A working example for g_utf8_validate()?

Some colleagues and I are having problems with a program in which libpango calls the glib function ‘g_utf8_validate()’. Regardless of platform, it seems consistent for very simple UTF8 strings - i.e. the low value characters, such as numbers and A-Z characters. But for anything more complicated it’s giving different results for different platforms and compilers. The higher value UTF8 characters seem to get displayed okay if compiled for Linux (with gcc). And some of them work if compiled for Windows (with gcc…) But I haven’t found any yet that’ll display properly if compiled for Windows with MSVC.

So can anyone point me in the direction of a coding example that’ll show ‘g_utf8_validate()’ being used correctly?

Just to discount this possibility first off: are you sure the strings you’re handling on Windows are UTF-8 and not UTF-16? The native encoding on Windows is UTF-16 and depending on where you’re getting the strings from, they potentially are encoded as that.

Many thanks Philip - here’s a very simple example of a call which fails:-

gboolean valid = g_utf8_validate (“\u00A9”, -1, NULL); // <— Returns FALSE !!!

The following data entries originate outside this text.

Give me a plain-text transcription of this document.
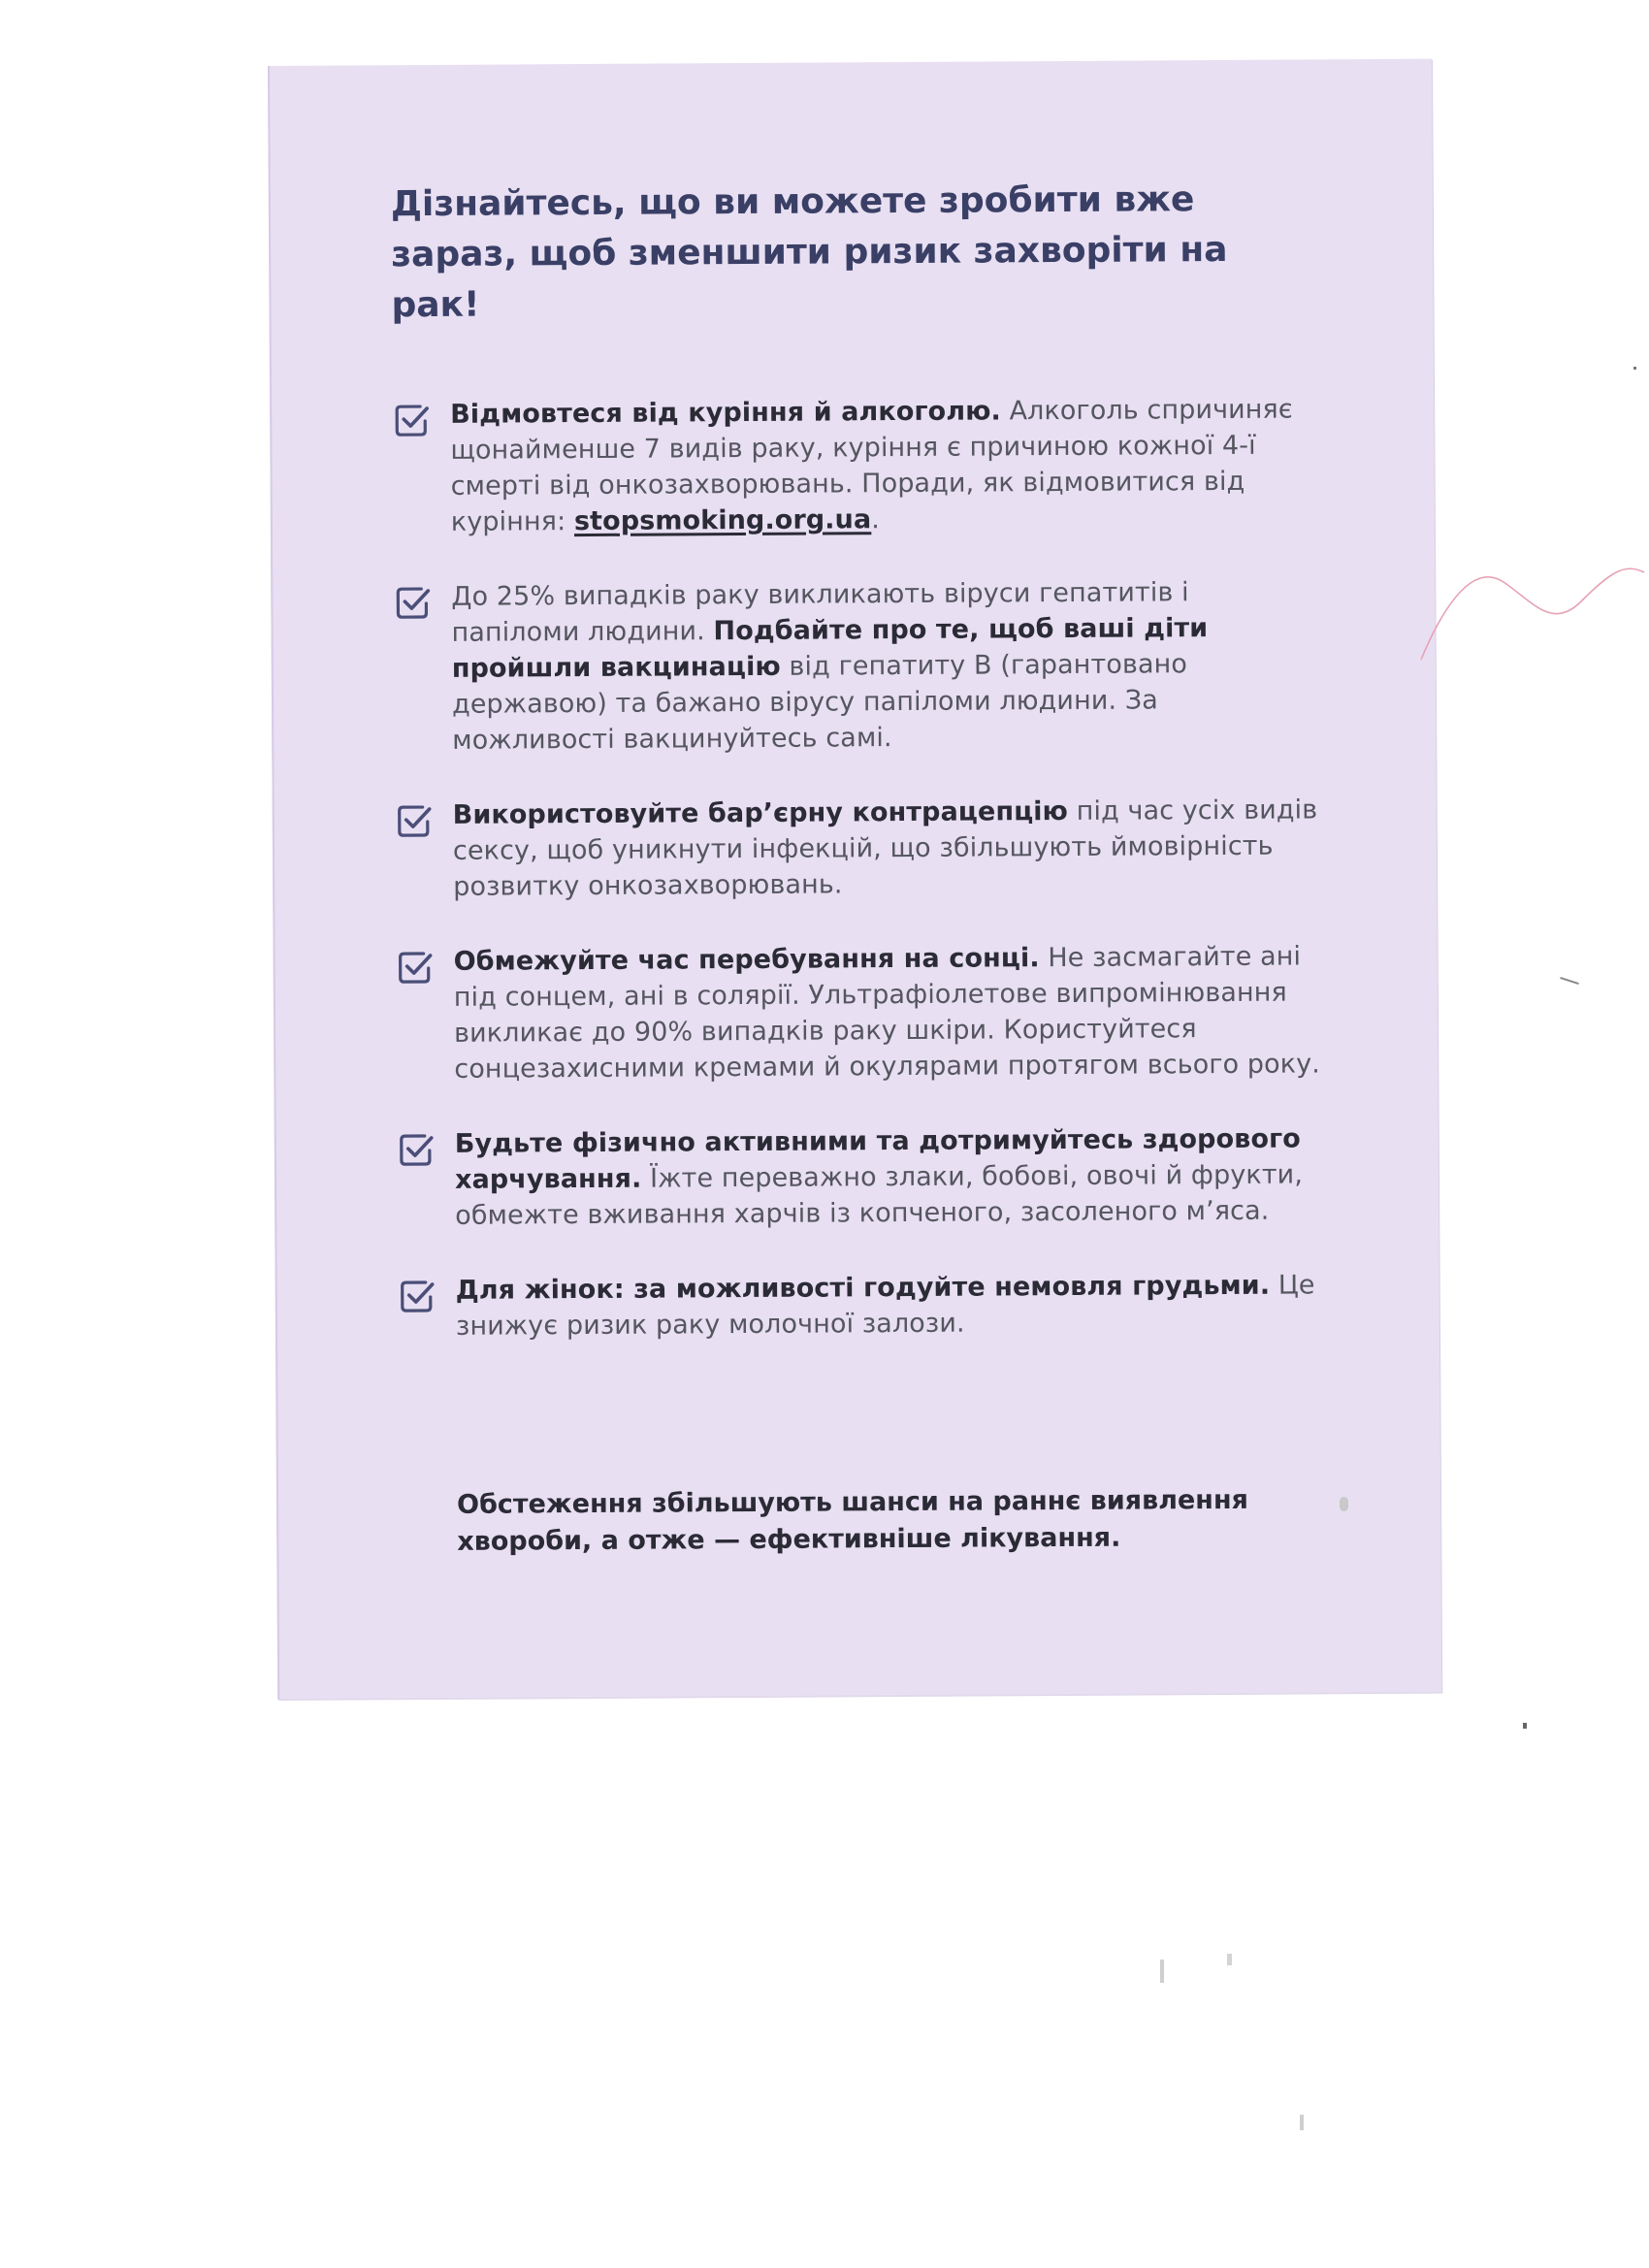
Дізнайтесь, що ви можете зробити вже зараз, щоб зменшити ризик захворіти на рак!
Відмовтеся від куріння й алкоголю. Алкоголь спричиняє щонайменше 7 видів раку, куріння є причиною кожної 4-ї смерті від онкозахворювань. Поради, як відмовитися від куріння: stopsmoking.org.ua.
До 25% випадків раку викликають віруси гепатитів і папіломи людини. Подбайте про те, щоб ваші діти пройшли вакцинацію від гепатиту В (гарантовано державою) та бажано вірусу папіломи людини. За можливості вакцинуйтесь самі.
Використовуйте бар’єрну контрацепцію під час усіх видів сексу, щоб уникнути інфекцій, що збільшують ймовірність розвитку онкозахворювань.
Обмежуйте час перебування на сонці. Не засмагайте ані під сонцем, ані в солярії. Ультрафіолетове випромінювання викликає до 90% випадків раку шкіри. Користуйтеся сонцезахисними кремами й окулярами протягом всього року.
Будьте фізично активними та дотримуйтесь здорового харчування. Їжте переважно злаки, бобові, овочі й фрукти, обмежте вживання харчів із копченого, засоленого м’яса.
Для жінок: за можливості годуйте немовля грудьми. Це знижує ризик раку молочної залози.

Обстеження збільшують шанси на раннє виявлення хвороби, а отже — ефективніше лікування.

IIUC the string “\u00A9” should equate to the UTF8 character for a copyright symbol but after g_utf8_validate() returns, valid is FALSE. Admittedly this is just a single charavter - so does it need to be NULL terminated maybe?

That’s not how you use g_utf8_validate(): \u00A9 is an ASCII encoding that you have to transform into a Unicode code point.

You use g_utf8_validate() on an actual UTF-8 string, e.g.:

g_assert (g_utf8_validate ("©", -1, NULL));

If you want to decode a \u-escaped string, you can use something like this:

static inline gboolean
is_hex_digit (char c)
  return (c >= '0' && c < = '9') ||
         (c >= 'a' && c <= 'f') ||
         (c >= 'A' && c <= 'F');

static char
to_hex_digit (char c)
  return (c <= '9') ? c - '0' : (c & 7) + 9;

get_unichar (const char *str)
  g_assert (str[0] == '\' && str[1] == 'u');
  g_assert (strlen (str) == 6);

  gunichar uchar = 0;
  for (int i = 0; i < 4; i++)
      char ch = *(str + (2 + i));

      if (is_hex_digit (ch))
        uchar += ((gunichar) to_hex_digit (ch) << ((3 - i) * 4));

  g_assert (g_unichar_validate (uchar));

  return uchar;

At that point, you can use GString and g_string_append_unichar() to append the gunichar to a buffer.

Are you certain?

The compiler should interpret that. On both posix as well as window systems "\u1234" and "\U12345678" produces a UTF8 string, while a literal "©" is ambiguous.

#include <stdio.h>
#include <string.h>

int main ()
  char const* foo = "\u00A9";
  for (size_t i = 0; i < strlen (foo); ++i) {
    printf ("%02x ", foo[i] & 0xff);
  return 0;


c2 a9

The “\uXXXX” escape sequence a C99 feature, and it’s converted by the compiler, sure; but it’s only going to be applied to string literals, not to any random string.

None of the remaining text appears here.